08
Nov
08

Pumpkin 2008 and the Arduino Project

I guess this is becoming somewhat of a tradition.  Last year for Halloween, I carved the Pirates logo into my pumpkin.  This year, I decided to spend less time on the carving and more time on the lighting:

After the break, I have some info on the Arduino project and how I got involved.

A couple of months ago, I bought an Arduino Diecimila microcontroller board after getting interested in the Arduino project while working on my exercise bike project.  Basically, these boards have a set of input and output pins that can be used to interface with switches, sensors, and output devices like LEDs.  In addition to the board, the project produces an open-source integrated software development environment that enables you to write code for controlling the microcontroller and upload it to the board via a USB cable.  The programming language involved uses syntax similar to C++, so you don’t need to learn how to program in a controller-specific assembly language.  Plus, since uploading and running your code on the board is quick and easy, the system is straightforward and convenient to debug.

The thing that’s great about the project is how easy it is to get started.  I actually bought an Arduino starter pack, which includes pretty much everything you need to start making cool projects. After I got it, I began by writing a program to light up patterns in a row of LEDs that came in the starter pack.  This was followed by an application to the exercise bike project: I built a little optical tachometer (using an LED and a photocell from the starter pack) and wrote code to send RPM data back to my computer over the USB connection (actually serial over USB).

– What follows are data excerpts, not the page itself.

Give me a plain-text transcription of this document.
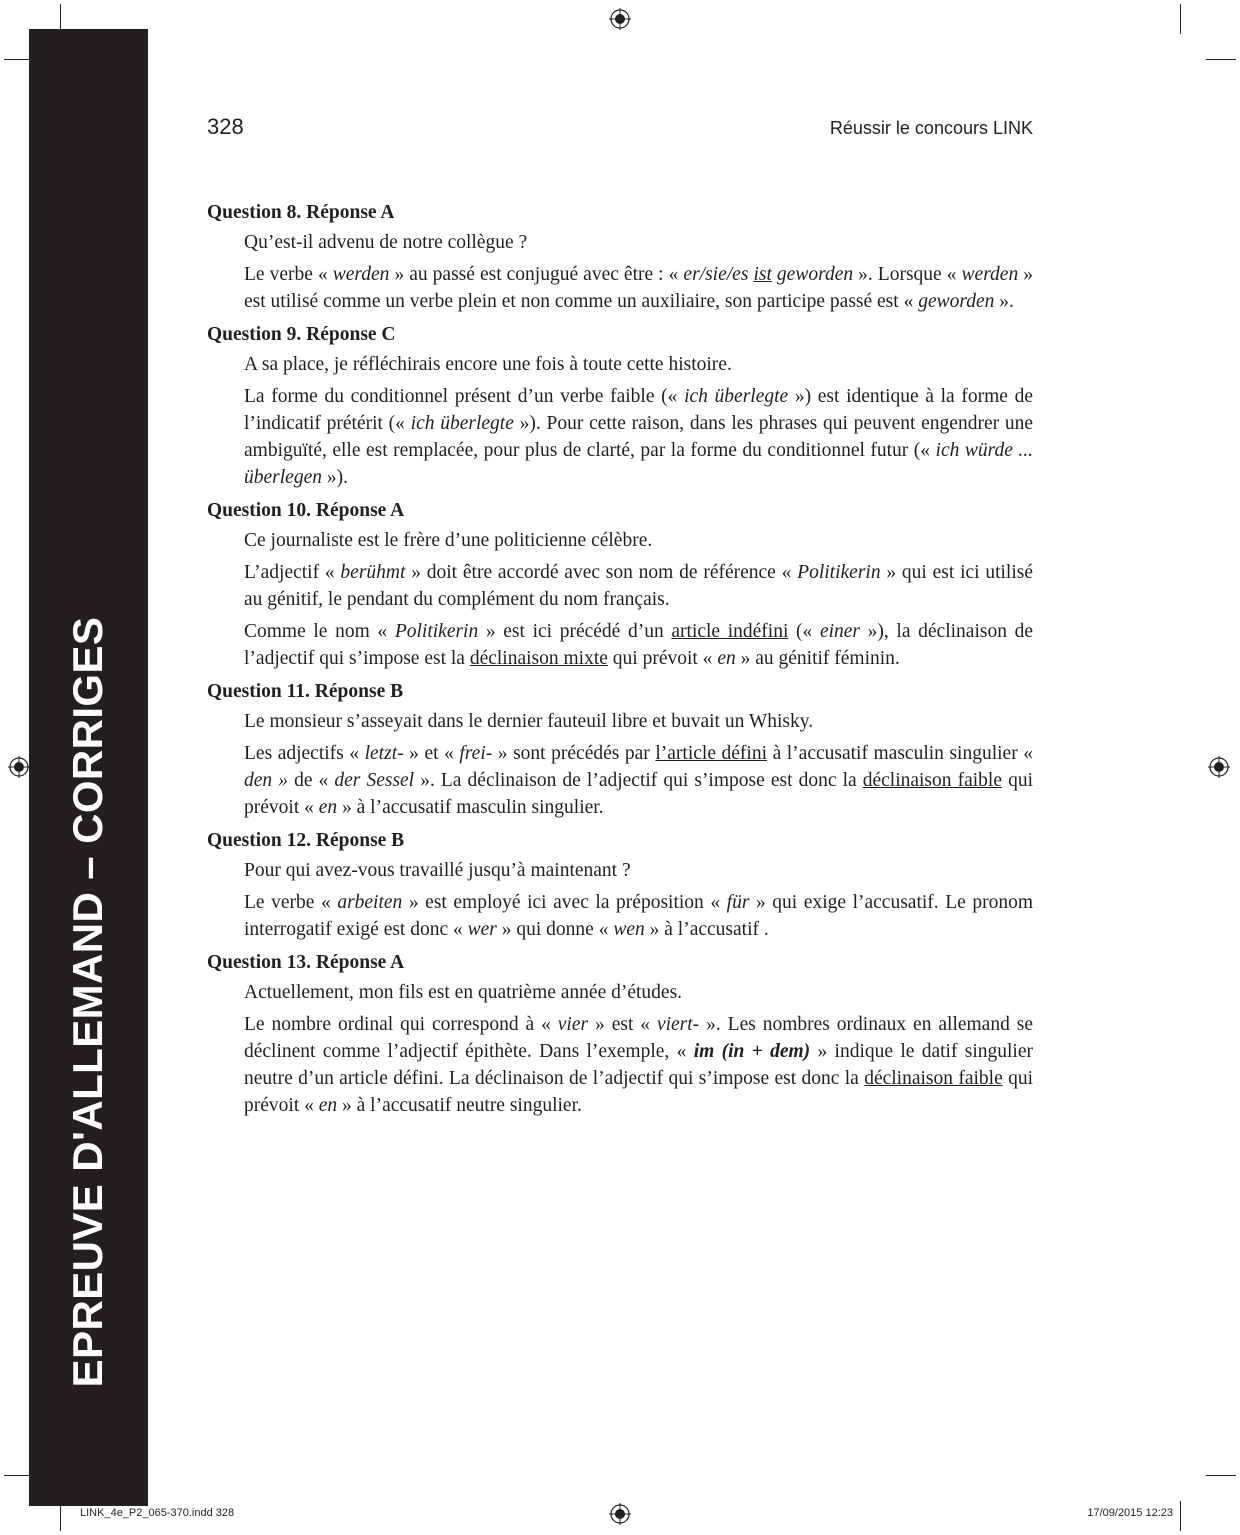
EPREUVE D'ALLEMAND – CORRIGES
328	Réussir le concours LINK
Question 8. Réponse A

Qu’est-il advenu de notre collègue ?

Le verbe « werden » au passé est conjugué avec être : « er/sie/es ist geworden ». Lorsque « werden » est utilisé comme un verbe plein et non comme un auxiliaire, son participe passé est « geworden ».

Question 9. Réponse C

A sa place, je réfléchirais encore une fois à toute cette histoire.

La forme du conditionnel présent d’un verbe faible (« ich überlegte ») est identique à la forme de l’indicatif prétérit (« ich überlegte »). Pour cette raison, dans les phrases qui peuvent engendrer une ambiguïté, elle est remplacée, pour plus de clarté, par la forme du conditionnel futur (« ich würde ... überlegen »).

Question 10. Réponse A

Ce journaliste est le frère d’une politicienne célèbre.

L’adjectif « berühmt » doit être accordé avec son nom de référence « Politikerin » qui est ici utilisé au génitif, le pendant du complément du nom français.

Comme le nom « Politikerin » est ici précédé d’un article indéfini (« einer »), la déclinaison de l’adjectif qui s’impose est la déclinaison mixte qui prévoit « en » au génitif féminin.

Question 11. Réponse B

Le monsieur s’asseyait dans le dernier fauteuil libre et buvait un Whisky.

Les adjectifs « letzt- » et « frei- » sont précédés par l’article défini à l’accusatif masculin singulier « den » de « der Sessel ». La déclinaison de l’adjectif qui s’impose est donc la déclinaison faible qui prévoit « en » à l’accusatif masculin singulier.

Question 12. Réponse B

Pour qui avez-vous travaillé jusqu’à maintenant ?

Le verbe « arbeiten » est employé ici avec la préposition « für » qui exige l’accusatif. Le pronom interrogatif exigé est donc « wer » qui donne « wen » à l’accusatif .

Question 13. Réponse A

Actuellement, mon fils est en quatrième année d’études.

Le nombre ordinal qui correspond à « vier » est « viert- ». Les nombres ordinaux en allemand se déclinent comme l’adjectif épithète. Dans l’exemple, « im (in + dem) » indique le datif singulier neutre d’un article défini. La déclinaison de l’adjectif qui s’impose est donc la déclinaison faible qui prévoit « en » à l’accusatif neutre singulier.

LINK_4e_P2_065-370.indd 328	17/09/2015 12:23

One night I was up by myself and I thought that my 4-year old daughter might get a kick out of a little device that could sweep through the colors of the rainbow.  I had red, green, and blue LEDs, so it was actually pretty simple to get it working using the Arduino and the protoshield from the starter pack.  With maybe about 2 weeks remaining before Halloween, it occurred to me that I should put this type of device inside my pumpkin.  However, the LEDs I had used in my little prototype seemed a bit anemic for a pumpkin to be displayed outdoors – I needed to find something better.

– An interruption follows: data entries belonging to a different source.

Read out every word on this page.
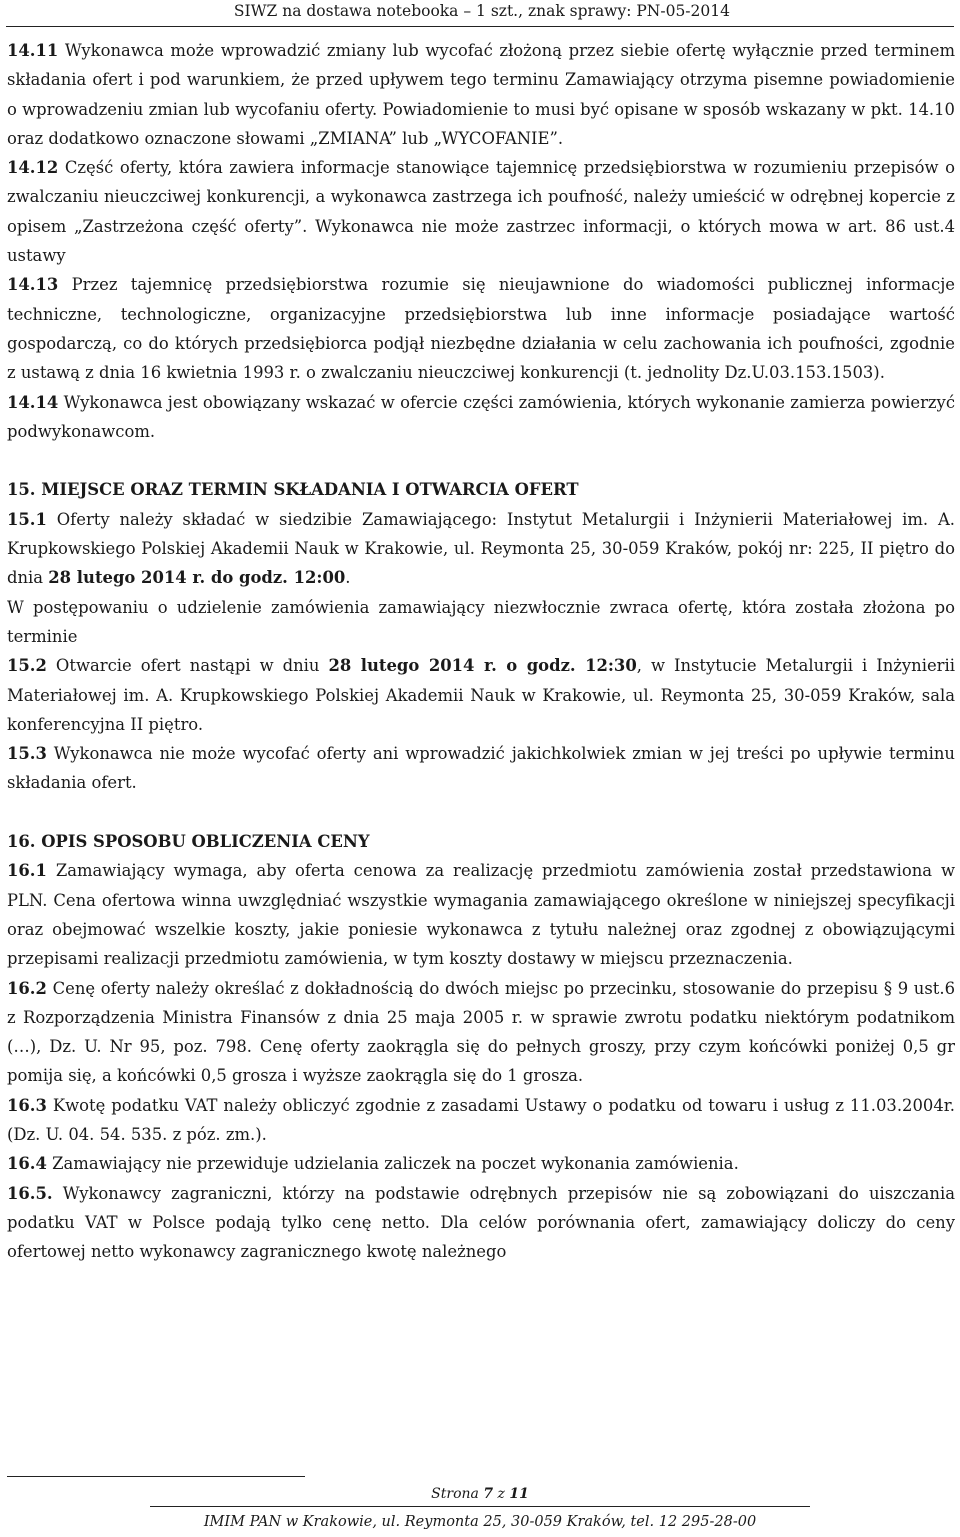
SIWZ na dostawa notebooka – 1 szt., znak sprawy: PN-05-2014

14.11 Wykonawca może wprowadzić zmiany lub wycofać złożoną przez siebie ofertę wyłącznie przed terminem składania ofert i pod warunkiem, że przed upływem tego terminu Zamawiający otrzyma pisemne powiadomienie o wprowadzeniu zmian lub wycofaniu oferty. Powiadomienie to musi być opisane w sposób wskazany w pkt. 14.10 oraz dodatkowo oznaczone słowami „ZMIANA” lub „WYCOFANIE”.

14.12 Część oferty, która zawiera informacje stanowiące tajemnicę przedsiębiorstwa w rozumieniu przepisów o zwalczaniu nieuczciwej konkurencji, a wykonawca zastrzega ich poufność, należy umieścić w odrębnej kopercie z opisem „Zastrzeżona część oferty”. Wykonawca nie może zastrzec informacji, o których mowa w art. 86 ust.4 ustawy

14.13 Przez tajemnicę przedsiębiorstwa rozumie się nieujawnione do wiadomości publicznej informacje techniczne, technologiczne, organizacyjne przedsiębiorstwa lub inne informacje posiadające wartość gospodarczą, co do których przedsiębiorca podjął niezbędne działania w celu zachowania ich poufności, zgodnie z ustawą z dnia 16 kwietnia 1993 r. o zwalczaniu nieuczciwej konkurencji (t. jednolity Dz.U.03.153.1503).

14.14 Wykonawca jest obowiązany wskazać w ofercie części zamówienia, których wykonanie zamierza powierzyć podwykonawcom.

15. MIEJSCE ORAZ TERMIN SKŁADANIA I OTWARCIA OFERT

15.1 Oferty należy składać w siedzibie Zamawiającego: Instytut Metalurgii i Inżynierii Materiałowej im. A. Krupkowskiego Polskiej Akademii Nauk w Krakowie, ul. Reymonta 25, 30-059 Kraków, pokój nr: 225, II piętro do dnia 28 lutego 2014 r. do godz. 12:00.

W postępowaniu o udzielenie zamówienia zamawiający niezwłocznie zwraca ofertę, która została złożona po terminie

15.2 Otwarcie ofert nastąpi w dniu 28 lutego 2014 r. o godz. 12:30, w Instytucie Metalurgii i Inżynierii Materiałowej im. A. Krupkowskiego Polskiej Akademii Nauk w Krakowie, ul. Reymonta 25, 30-059 Kraków, sala konferencyjna II piętro.

15.3 Wykonawca nie może wycofać oferty ani wprowadzić jakichkolwiek zmian w jej treści po upływie terminu składania ofert.

16. OPIS SPOSOBU OBLICZENIA CENY

16.1 Zamawiający wymaga, aby oferta cenowa za realizację przedmiotu zamówienia został przedstawiona w PLN. Cena ofertowa winna uwzględniać wszystkie wymagania zamawiającego określone w niniejszej specyfikacji oraz obejmować wszelkie koszty, jakie poniesie wykonawca z tytułu należnej oraz zgodnej z obowiązującymi przepisami realizacji przedmiotu zamówienia, w tym koszty dostawy w miejscu przeznaczenia.

16.2 Cenę oferty należy określać z dokładnością do dwóch miejsc po przecinku, stosowanie do przepisu § 9 ust.6 z Rozporządzenia Ministra Finansów z dnia 25 maja 2005 r. w sprawie zwrotu podatku niektórym podatnikom (…), Dz. U. Nr 95, poz. 798. Cenę oferty zaokrągla się do pełnych groszy, przy czym końcówki poniżej 0,5 gr pomija się, a końcówki 0,5 grosza i wyższe zaokrągla się do 1 grosza.

16.3 Kwotę podatku VAT należy obliczyć zgodnie z zasadami Ustawy o podatku od towaru i usług z 11.03.2004r. (Dz. U. 04. 54. 535. z póz. zm.).

16.4 Zamawiający nie przewiduje udzielania zaliczek na poczet wykonania zamówienia.

16.5. Wykonawcy zagraniczni, którzy na podstawie odrębnych przepisów nie są zobowiązani do uiszczania podatku VAT w Polsce podają tylko cenę netto. Dla celów porównania ofert, zamawiający doliczy do ceny ofertowej netto wykonawcy zagranicznego kwotę należnego

Strona 7 z 11
IMIM PAN w Krakowie, ul. Reymonta 25, 30-059 Kraków, tel. 12 295-28-00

I ended up settling on a high-power RGB LED array that I bought from SparkFun Electronics (which also carries a full line of Arduino boards and lots of other cool stuff).  The Arduino is connected to a prototyping breadboard which contains the various resistors, potentiometers, and transistors needed to drive the high-power LEDs.  This intermediate set of circuits was necessary because the LEDs I used can take up to 350mA, while the Arduino can only supply about 20mA per pin.  Other than the Arduino board and the LED array, I got all the components used in this project from Radio Shack and You-Do-It Electronics Center.  Thanks to my parents-in-law for the gift card that covered my Radio Shack purchases and thanks to Ricky Hardy for the ride to You-Do-It Electronics.

In the end, the project was a lot of fun.  I learned a lot and I got a lot of positive feedback from friends and neighbors about the pumpkin.  If you have any questions or comments, please leave them for me below.

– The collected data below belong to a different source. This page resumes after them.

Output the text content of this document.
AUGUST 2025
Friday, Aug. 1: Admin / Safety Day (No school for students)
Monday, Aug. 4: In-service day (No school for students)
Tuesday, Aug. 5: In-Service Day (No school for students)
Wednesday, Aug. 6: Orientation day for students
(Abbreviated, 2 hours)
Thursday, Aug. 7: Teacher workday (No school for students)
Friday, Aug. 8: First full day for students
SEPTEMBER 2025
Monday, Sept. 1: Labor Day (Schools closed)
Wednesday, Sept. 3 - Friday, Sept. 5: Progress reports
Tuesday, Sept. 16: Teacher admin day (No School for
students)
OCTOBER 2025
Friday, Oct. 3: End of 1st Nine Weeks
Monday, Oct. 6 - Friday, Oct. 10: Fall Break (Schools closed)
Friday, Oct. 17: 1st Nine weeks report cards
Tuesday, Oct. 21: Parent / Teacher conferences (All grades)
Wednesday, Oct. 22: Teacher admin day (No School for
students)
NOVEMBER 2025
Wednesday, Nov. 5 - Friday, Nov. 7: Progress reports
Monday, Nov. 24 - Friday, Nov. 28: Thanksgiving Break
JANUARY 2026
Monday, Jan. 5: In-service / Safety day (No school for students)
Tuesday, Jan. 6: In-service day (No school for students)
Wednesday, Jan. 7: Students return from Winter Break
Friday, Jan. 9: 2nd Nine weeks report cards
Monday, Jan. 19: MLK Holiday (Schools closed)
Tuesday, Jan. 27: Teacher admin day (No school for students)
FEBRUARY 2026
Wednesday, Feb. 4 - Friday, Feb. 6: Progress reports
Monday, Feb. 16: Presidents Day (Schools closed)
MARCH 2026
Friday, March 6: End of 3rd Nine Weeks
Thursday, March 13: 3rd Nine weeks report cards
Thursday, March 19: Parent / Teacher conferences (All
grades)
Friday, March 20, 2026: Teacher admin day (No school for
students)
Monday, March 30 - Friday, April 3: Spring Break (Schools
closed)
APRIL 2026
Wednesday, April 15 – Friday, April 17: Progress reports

1 Response to “Pumpkin 2008 and the Arduino Project”


  1. 1 Colin
    November 11, 2008 at 12:40 pm

    Addendum: In retrospect, this project would have been neater if I had used an Arduino Stamp, a BoArduino, or an Arduino Nano, since those all would have fit directly on the breadboard. Unfortunately, other than the USB BoArduino, which comes as a kit, these boards are substantially more expensive than the standard Arduino, either inately (in the case of the Nano) or when you factor in the cost of the required USB connector board in the case of the Stamp.

    Ideally, I’d like to get the Arduino Stamp or the USB BoArduino for prototyping but then use the Arduino Pro Mini for long-term projects where I need to leave the Arduino inside an enclosure without a USB connection. I guess I should add these things to my Christmas wish list.